None of these problems reflect anything you did wrong. Hemolysis can happen from a difficult blood draw, a tourniquet left on too long, or rough handling during transport. Lipemia is more likely if you ate a high-fat meal before a fasting test, but it can also occur with certain medical conditions.

Equipment and Instrument Failures

Lab analyzers are sophisticated machines that need regular calibration to produce accurate results. If an instrument drifts out of calibration, produces inconsistent internal checks, or encounters a mechanical issue mid-run, the entire batch of results may be invalidated. The lab won’t report partial or questionable data. Instead, those results get suppressed. You’d see “no value” or similar language on your report for the affected tests, while other tests from the same sample that ran on a different instrument might come back normal.

Light-based analyzers are particularly sensitive. Shifts in the light beam, detector memory effects from previous readings, or stray light contamination can all produce errors that the instrument’s quality checks will catch. When that happens, the system flags the result as unreportable.

Molecular and Genetic Tests Have Their Own Reasons

If your “no value” result came from a PCR-based test, like a COVID test or a genetic screening, the cause is slightly different. These tests amplify tiny amounts of genetic material so they can be detected. Every sample includes an internal control, a known human gene that should always be present if the sample was collected properly and the chemistry worked correctly.

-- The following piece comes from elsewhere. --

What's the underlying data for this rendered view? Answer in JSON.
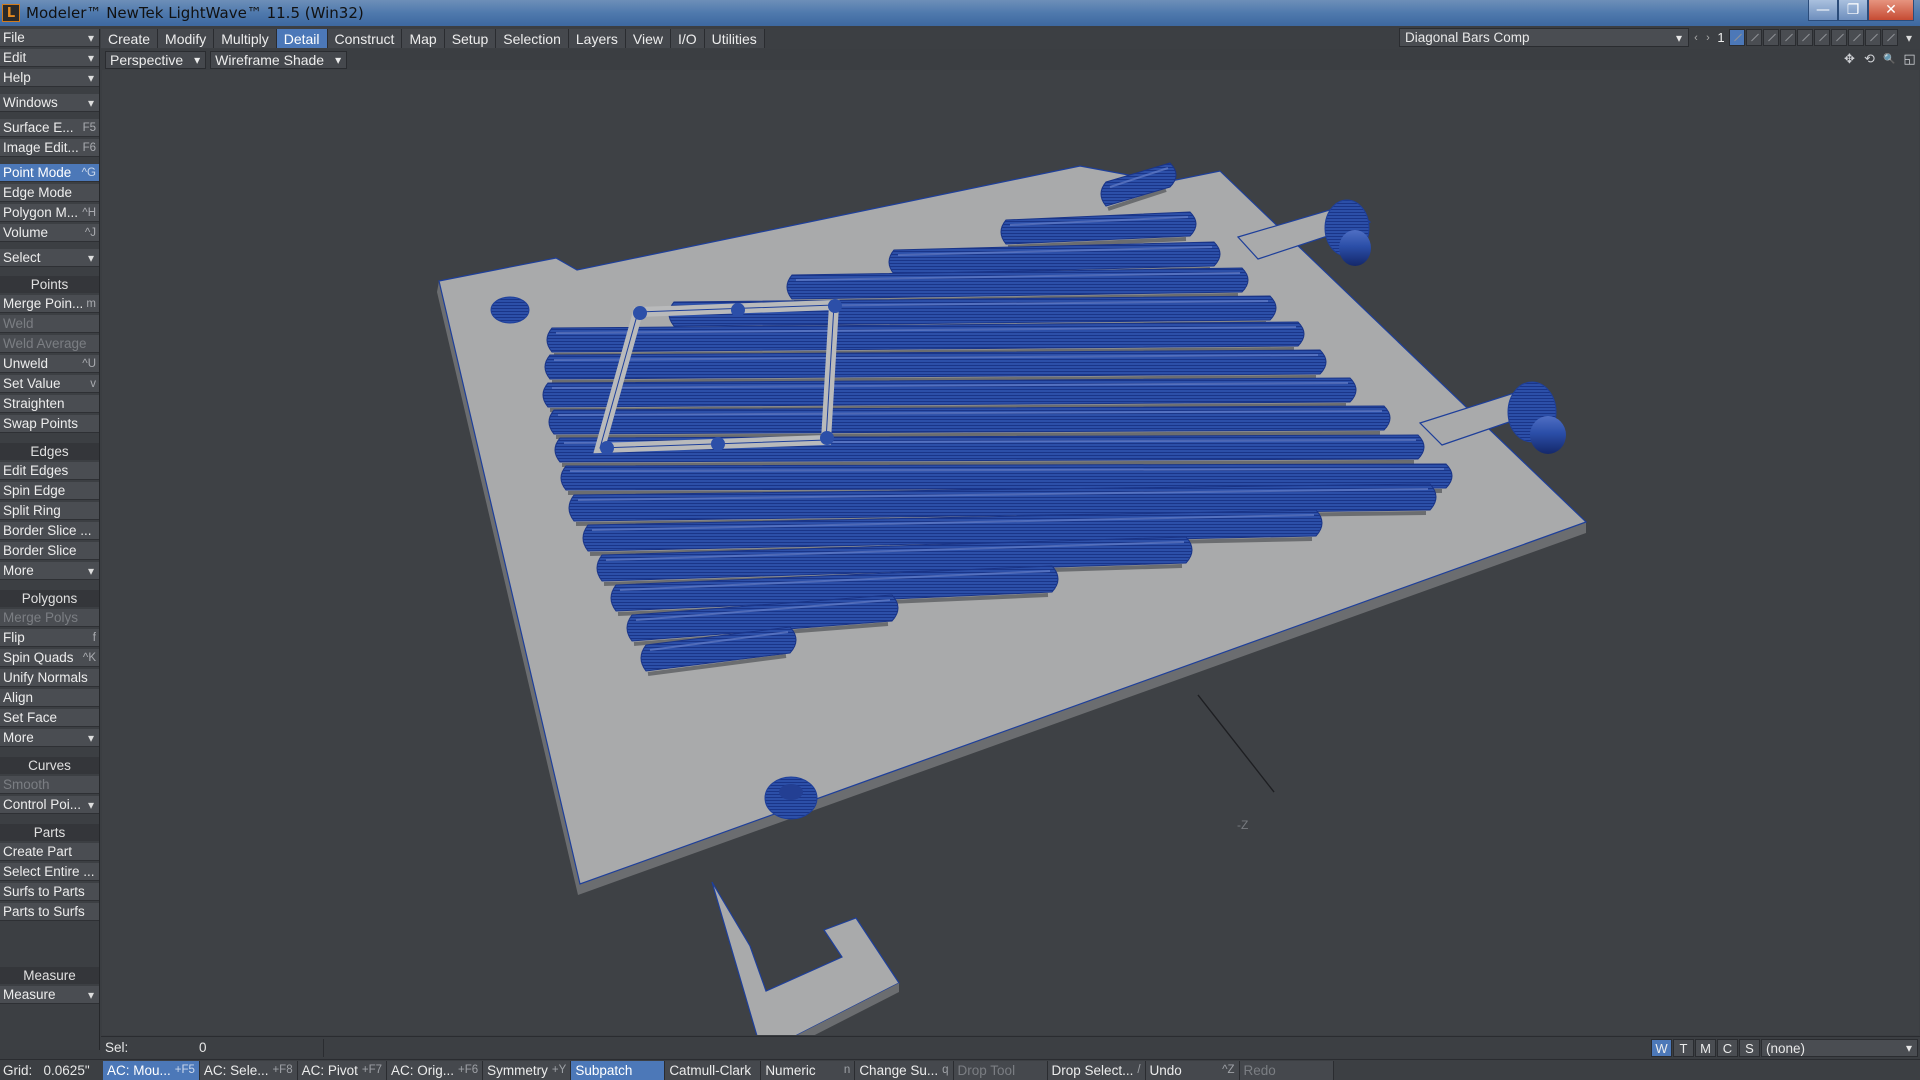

If that internal control doesn’t show up, the lab has no way to tell the difference between a true negative (the target wasn’t there) and a failed test (the chemistry didn’t work). The result gets reported as invalid. Common reasons include a poor-quality swab that didn’t pick up enough cells, degradation of the sample during shipping, or a chemical in the sample that inhibited the reaction. The lab will typically re-run the test from the same extracted material first. If it fails again, you’ll need a new sample collected.

What Happens Next

In most cases, a “no value” result means you will need to provide a new sample. Your doctor’s office or the lab will contact you to schedule a recollection. For blood tests, this usually means another blood draw, which can often be done the same week. If the original issue was related to fasting, you may be asked to fast for 10 to 12 hours before the new draw to reduce the chance of lipemia interfering again.

If your sample had a hemolysis problem, the second draw is often successful. The phlebotomist may choose a different vein, use fresh equipment, or adjust their technique to reduce the chance of the cells breaking down again. There is generally no medical risk in waiting a few days for the repeat test, though your provider will let you know if the situation is more urgent.

One practical thing to keep in mind: a “no value” result does not count as a normal result or an abnormal one. It is not evidence that you are healthy, and it is not a red flag. It is simply missing information. Until the test is successfully repeated, that piece of your lab work remains an open question, which is exactly why getting the redraw matters.